London’s latest Indian, Farzi Café, has the full ability to present first impressions of grandeur, over-priced food and flashiness but it is, in fact, quite the opposite. The Indian import has finally landed in London, with venues already present across India and Dubai. Sitting proudly amongst theatreland, next to the Only Fools And Horses Musical, it’s blatant that this restaurant has landed itself a real whopper of a spot in central London, turning heads with its golden hued signage amidst a sea of concrete buildings.

The restaurant offers two levels of dining alongside opulent colours of luxurious gold and emerald greens that hint towards the restaurants Indian heritage. Downstairs, where we were cosily seated, is the more intimate of the two areas, with plush sofas and darker lighting that isn’t too dark to the point where you’re struggling to see the food you’re eating. On the menu you’ll not only find a bustling range of Indian food but a pleasant surprise where prices are concerned too. Despite the creativity and aesthetic illusions of the food presented, the deliciousness and the restaurant’s location, the prices remain shockingly reasonable.

Farzi Café’s mission is to get Indian cuisine back “in-Vogue” and certainly dispels the inherited view of Indian resto interiors being stuck in the 1980s with their beige, leather embellishments. Farzi is luxe and the food follows suit with its modernist influence leading to customers being shy to ruin the artistic decadence in front of them.

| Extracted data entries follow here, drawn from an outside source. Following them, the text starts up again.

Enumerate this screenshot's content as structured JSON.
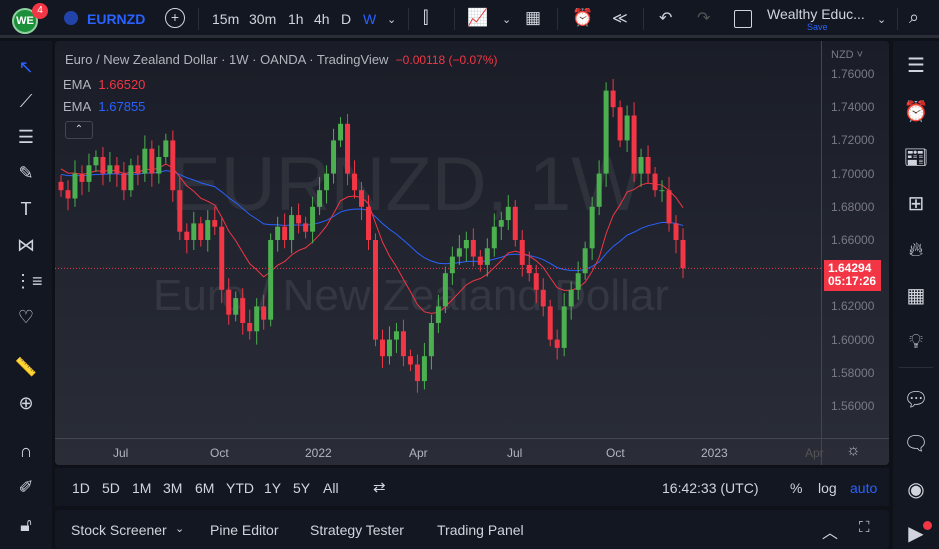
{
  "topbar": {
    "notif_count": "4",
    "logo": "WE",
    "symbol": "EURNZD",
    "intervals": [
      "15m",
      "30m",
      "1h",
      "4h",
      "D",
      "W"
    ],
    "layout_name": "Wealthy Educ...",
    "save_label": "Save"
  },
  "legend": {
    "title": "Euro / New Zealand Dollar · 1W · OANDA · TradingView",
    "change": "−0.00118 (−0.07%)",
    "ema1_label": "EMA",
    "ema1_value": "1.66520",
    "ema2_label": "EMA",
    "ema2_value": "1.67855"
  },
  "watermark": {
    "symbol": "EURNZD, 1W",
    "name": "Euro / New Zealand Dollar"
  },
  "price_axis": {
    "currency": "NZD",
    "ticks": [
      "1.76000",
      "1.74000",
      "1.72000",
      "1.70000",
      "1.68000",
      "1.66000",
      "1.62000",
      "1.60000",
      "1.58000",
      "1.56000"
    ],
    "last_price": "1.64294",
    "countdown": "05:17:26"
  },
  "time_axis": [
    "Jul",
    "Oct",
    "2022",
    "Apr",
    "Jul",
    "Oct",
    "2023",
    "Apr"
  ],
  "bottom_toolbar": {
    "ranges": [
      "1D",
      "5D",
      "1M",
      "3M",
      "6M",
      "YTD",
      "1Y",
      "5Y",
      "All"
    ],
    "clock": "16:42:33 (UTC)",
    "percent": "%",
    "log": "log",
    "auto": "auto"
  },
  "panel_tabs": [
    "Stock Screener",
    "Pine Editor",
    "Strategy Tester",
    "Trading Panel"
  ],
  "colors": {
    "up": "#26a69a",
    "down": "#ef5350",
    "bull": "#4caf50",
    "bear": "#f23645",
    "ema_fast": "#f23645",
    "ema_slow": "#2962ff",
    "accent": "#2962ff"
  },
  "chart_data": {
    "type": "candlestick",
    "ylim": [
      1.55,
      1.765
    ],
    "closes": [
      1.69,
      1.685,
      1.7,
      1.695,
      1.705,
      1.71,
      1.7,
      1.705,
      1.7,
      1.69,
      1.705,
      1.7,
      1.715,
      1.7,
      1.71,
      1.72,
      1.69,
      1.665,
      1.66,
      1.67,
      1.66,
      1.672,
      1.668,
      1.63,
      1.615,
      1.625,
      1.61,
      1.605,
      1.62,
      1.612,
      1.66,
      1.668,
      1.66,
      1.675,
      1.67,
      1.665,
      1.68,
      1.69,
      1.7,
      1.72,
      1.73,
      1.7,
      1.69,
      1.68,
      1.66,
      1.6,
      1.59,
      1.6,
      1.605,
      1.59,
      1.585,
      1.575,
      1.59,
      1.61,
      1.62,
      1.64,
      1.65,
      1.655,
      1.66,
      1.65,
      1.645,
      1.655,
      1.668,
      1.672,
      1.68,
      1.66,
      1.645,
      1.64,
      1.63,
      1.62,
      1.6,
      1.595,
      1.62,
      1.63,
      1.64,
      1.655,
      1.68,
      1.7,
      1.75,
      1.74,
      1.72,
      1.735,
      1.7,
      1.71,
      1.7,
      1.69,
      1.69,
      1.67,
      1.66,
      1.643
    ]
  }
}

Big on table theatrics but at a low cost, Farzi Café has a lot of qualities I look for in a restaurant; reasonable prices, funky looking dishes and service with a smile.

The menu is, at first glance, quite complex to decipher what with the dishes being very much modern Indian and not traditional. In fact, “Farzi” means actually translates to “fake” potentially hinting that the dishes are a spin off the real Indian deal.  Saurabh Udinia, the executive head of the group, certainly delivers the goods though with dishes such as Udupi paneer popcorn chicken and fluffy dal chawal arancini tasting truly delectable. You can choose from nano plates, small plates, grills, main courses, side dishes and breads, with the amount you order being totally dependent on how much your tummy is gurgling.

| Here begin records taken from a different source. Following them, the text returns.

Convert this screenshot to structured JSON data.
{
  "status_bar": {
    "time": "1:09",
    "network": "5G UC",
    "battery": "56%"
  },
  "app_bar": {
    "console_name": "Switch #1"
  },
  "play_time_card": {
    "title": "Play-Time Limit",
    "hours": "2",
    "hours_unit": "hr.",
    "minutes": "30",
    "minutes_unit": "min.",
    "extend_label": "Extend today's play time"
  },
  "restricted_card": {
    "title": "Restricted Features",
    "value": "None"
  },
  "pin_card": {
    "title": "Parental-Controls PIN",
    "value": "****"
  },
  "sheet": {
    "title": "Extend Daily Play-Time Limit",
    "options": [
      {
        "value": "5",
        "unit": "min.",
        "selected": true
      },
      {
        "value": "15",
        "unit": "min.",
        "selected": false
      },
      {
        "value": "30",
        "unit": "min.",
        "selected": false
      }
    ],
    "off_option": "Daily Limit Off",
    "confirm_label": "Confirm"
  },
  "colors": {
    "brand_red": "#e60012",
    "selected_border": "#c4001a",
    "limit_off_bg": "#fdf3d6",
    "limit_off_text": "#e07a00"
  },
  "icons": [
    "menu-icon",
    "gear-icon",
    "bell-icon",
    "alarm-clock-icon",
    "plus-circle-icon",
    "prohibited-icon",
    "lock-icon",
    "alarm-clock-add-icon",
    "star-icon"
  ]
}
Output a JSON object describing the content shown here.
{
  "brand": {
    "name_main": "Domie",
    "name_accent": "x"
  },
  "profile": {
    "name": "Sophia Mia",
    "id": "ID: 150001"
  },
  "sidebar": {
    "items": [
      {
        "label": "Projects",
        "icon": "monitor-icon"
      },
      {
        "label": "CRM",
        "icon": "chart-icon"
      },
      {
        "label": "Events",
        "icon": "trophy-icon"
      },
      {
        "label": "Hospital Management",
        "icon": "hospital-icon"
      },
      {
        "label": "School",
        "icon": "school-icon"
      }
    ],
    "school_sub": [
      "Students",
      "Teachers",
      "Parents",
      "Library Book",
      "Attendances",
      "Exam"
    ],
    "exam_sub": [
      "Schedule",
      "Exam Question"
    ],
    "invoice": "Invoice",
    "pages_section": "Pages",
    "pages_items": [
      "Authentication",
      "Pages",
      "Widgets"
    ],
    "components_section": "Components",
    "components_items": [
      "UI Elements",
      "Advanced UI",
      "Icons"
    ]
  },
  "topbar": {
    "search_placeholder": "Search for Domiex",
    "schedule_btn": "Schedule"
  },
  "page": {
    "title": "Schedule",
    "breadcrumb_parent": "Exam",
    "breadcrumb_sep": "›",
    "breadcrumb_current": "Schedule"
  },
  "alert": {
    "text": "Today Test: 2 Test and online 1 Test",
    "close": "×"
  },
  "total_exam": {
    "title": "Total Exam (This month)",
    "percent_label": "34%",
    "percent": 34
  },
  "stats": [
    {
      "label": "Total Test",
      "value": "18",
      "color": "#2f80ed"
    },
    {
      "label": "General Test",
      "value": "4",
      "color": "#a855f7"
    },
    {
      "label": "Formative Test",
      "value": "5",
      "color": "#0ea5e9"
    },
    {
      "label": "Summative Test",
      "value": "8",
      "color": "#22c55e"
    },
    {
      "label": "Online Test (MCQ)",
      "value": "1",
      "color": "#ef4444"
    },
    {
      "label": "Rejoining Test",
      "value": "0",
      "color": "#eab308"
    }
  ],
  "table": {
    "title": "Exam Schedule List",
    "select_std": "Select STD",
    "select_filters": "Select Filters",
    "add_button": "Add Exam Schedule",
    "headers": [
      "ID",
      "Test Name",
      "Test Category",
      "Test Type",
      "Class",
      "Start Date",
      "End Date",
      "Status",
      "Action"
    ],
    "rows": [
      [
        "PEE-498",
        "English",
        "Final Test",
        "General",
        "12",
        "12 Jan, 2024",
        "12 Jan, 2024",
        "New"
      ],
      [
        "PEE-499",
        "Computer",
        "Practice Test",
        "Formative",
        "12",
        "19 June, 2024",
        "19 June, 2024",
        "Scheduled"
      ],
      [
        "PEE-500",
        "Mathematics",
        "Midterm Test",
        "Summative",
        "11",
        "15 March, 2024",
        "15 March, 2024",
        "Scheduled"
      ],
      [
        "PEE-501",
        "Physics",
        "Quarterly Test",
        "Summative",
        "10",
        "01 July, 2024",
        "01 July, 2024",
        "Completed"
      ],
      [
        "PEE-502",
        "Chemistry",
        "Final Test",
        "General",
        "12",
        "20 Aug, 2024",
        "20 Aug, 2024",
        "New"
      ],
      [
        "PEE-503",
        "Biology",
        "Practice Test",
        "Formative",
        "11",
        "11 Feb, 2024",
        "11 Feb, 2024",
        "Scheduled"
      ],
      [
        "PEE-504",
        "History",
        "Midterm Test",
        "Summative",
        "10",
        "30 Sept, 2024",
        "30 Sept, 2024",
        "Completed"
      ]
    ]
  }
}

If you’re stepping foot inside Farzi then make full use of the menu as each dish differs enormously from the next. Recommended is the Tandoori goat shoulder which bursts with flavour including citrus tones and chocolate forest for pudding with sweet beetroot and boozy cherries. The cocktail list follows the artsy suit, with each circulating around a star sign. The zodiac listicle involves the Scorpio served in a bronze chalice, amongst other creative flavours centring around horoscopes.

All in all, Farzi Café is a flamboyant revamp on Indian food with prices that will allow you grab a guilt free night cap post-munch. I’d go again in haste, and so should you.